Experimental tests have shown that the injection-moulding of the tubular containment collars 10 directly over the supporting cable 2, allows the polymeric material forming the tubular containment collar 10 to penetrate between the strands 5 before solidifying. This localized supply of plastic material prevents the two ends of the strand 5 from rising during use of the diamond wire 1, practically bringing to zero the risks of premature unravelling of the metal cable 2.

Furthermore, the addition of plastic material in the neighbourhood of the discontinuity points P significantly increases the tensile strength and fatigue strength of the diamond wire 1. Thanks to the presence of the tubular containment collars 10, in fact, the diamond wire 1 has a tensile strength and a fatigue strength of at least 75% greater than those of a diamond wire of the same size and in which the discontinuity points on the multi-strand metal cable are covered by protective sleeves or sheaths made separately and subsequently fitted onto the metal cable, astride the discontinuity points.
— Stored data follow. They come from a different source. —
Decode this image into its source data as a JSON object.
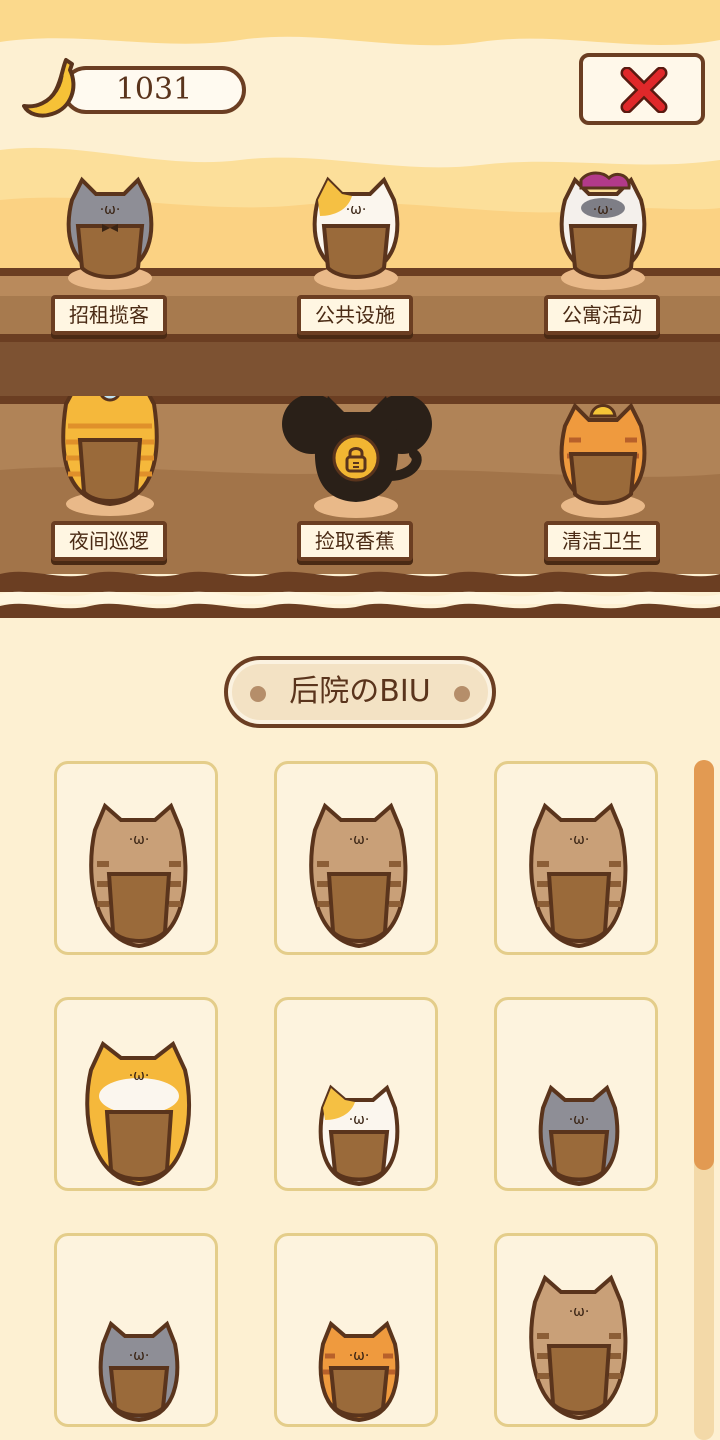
{
  "currency": {
    "icon": "banana-icon",
    "amount": "1031"
  },
  "close_button": {
    "icon": "close-x-icon",
    "color": "#e0282a"
  },
  "roles": [
    {
      "label": "招租揽客",
      "cat": "gray-cat",
      "locked": false
    },
    {
      "label": "公共设施",
      "cat": "calico-cat",
      "locked": false
    },
    {
      "label": "公寓活动",
      "cat": "white-jester-cat",
      "locked": false
    },
    {
      "label": "夜间巡逻",
      "cat": "goggles-orange-cat",
      "locked": false
    },
    {
      "label": "捡取香蕉",
      "cat": "silhouette-cat",
      "locked": true
    },
    {
      "label": "清洁卫生",
      "cat": "helmet-orange-tabby",
      "locked": false
    }
  ],
  "section_title": "后院のBIU",
  "cats": [
    "brown-tabby-cat",
    "brown-tabby-cat",
    "brown-tabby-cat",
    "orange-white-cat",
    "calico-cat",
    "gray-cat",
    "gray-cat",
    "orange-tabby-cat",
    "brown-tabby-cat"
  ],
  "colors": {
    "background": "#fdf0d2",
    "border": "#6b3e22",
    "accent": "#e29a52"
  }
}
Finally, it is clear that modifications and alternatives can be made to the production method described above without thereby departing from the scope of the present invention.

For example, in a less sophisticated embodiment, the tubular containment collars 10 may be made of a thermoplastic polyurethane (TPU) preferably with a elasticity modulus greater than that of the thermoplastic polyurethane (TPU) forming the tubular sheath 4. With reference to Figure 12, in a different embodiment the outer tubular sheath 4 in addition has, in the area of at least one and preferably each tubular containment collar 10, a preferably cylindrical-shaped, respective enlarged segment 100 which at least partially surrounds/incorporates/contains the corresponding tubular containment collar 10, and which is also spaced/distanced from the two abrasive beads 3 flanking the same tubular containment collar 10. Preferably, the axial length λο of the enlarged segment 100 is also greater than the axial length λ of the tubular containment collar 10 at least of 10%.

Preferably, the maximum diameter of each enlarged segment 100 is also less than or equal to the external diameter of the adjacent abrasive beads 3. In addition, the maximum diameter of each enlarged segment 100 is preferably also at least 20% greater than the minimum diameter of the outer tubular sheath 4. More in detail, the enlarged segment or segments 100 of the outer tubular sheath 4 are made by injection-moulding directly over the supporting cable 2, together with the rest of the tubular sheath 4, and are preferably dimensioned so as to incorporate/contain substantially the whole corresponding tubular containment collars 10.

The enlarged segment or segments 100 of the tubular sheath 4 therefore extend over the areas where the discontinuity points P of the supporting cable 2 are located.

In the example shown, in particular, the enlarged segment or segments 100 of the outer tubular sheath 4 preferably have a maximum diameter substantially equal to the external diameter of the adjacent abrasive beads 3. Preferably, the axial length λο of the enlarged segment or segments 100 is also comprised between 1,2 and 2 times the value of the nominal diameter of the supporting cable 2, and even preferably less than 1 cm (centimetre) . With reference to Figure 12, preferably the tubular sheath 4 also has an enlarged segment 100 along each exposed longitudinal section of the supporting cable 2, regardless of the simultaneous presence of a tubular containment collar 10, so as that all the abrasive beads 3 are flanked, on both sides, by two enlarged segments 100. Preferably, the various enlarged segments 100 are also substantially equidistant from the two immediately adjacent abrasive beads 3. Obviously in this case the straight pass-through cavity of th mould 200 is shaped so as to also form the enlarged segment 100 of the tubular sheath 4.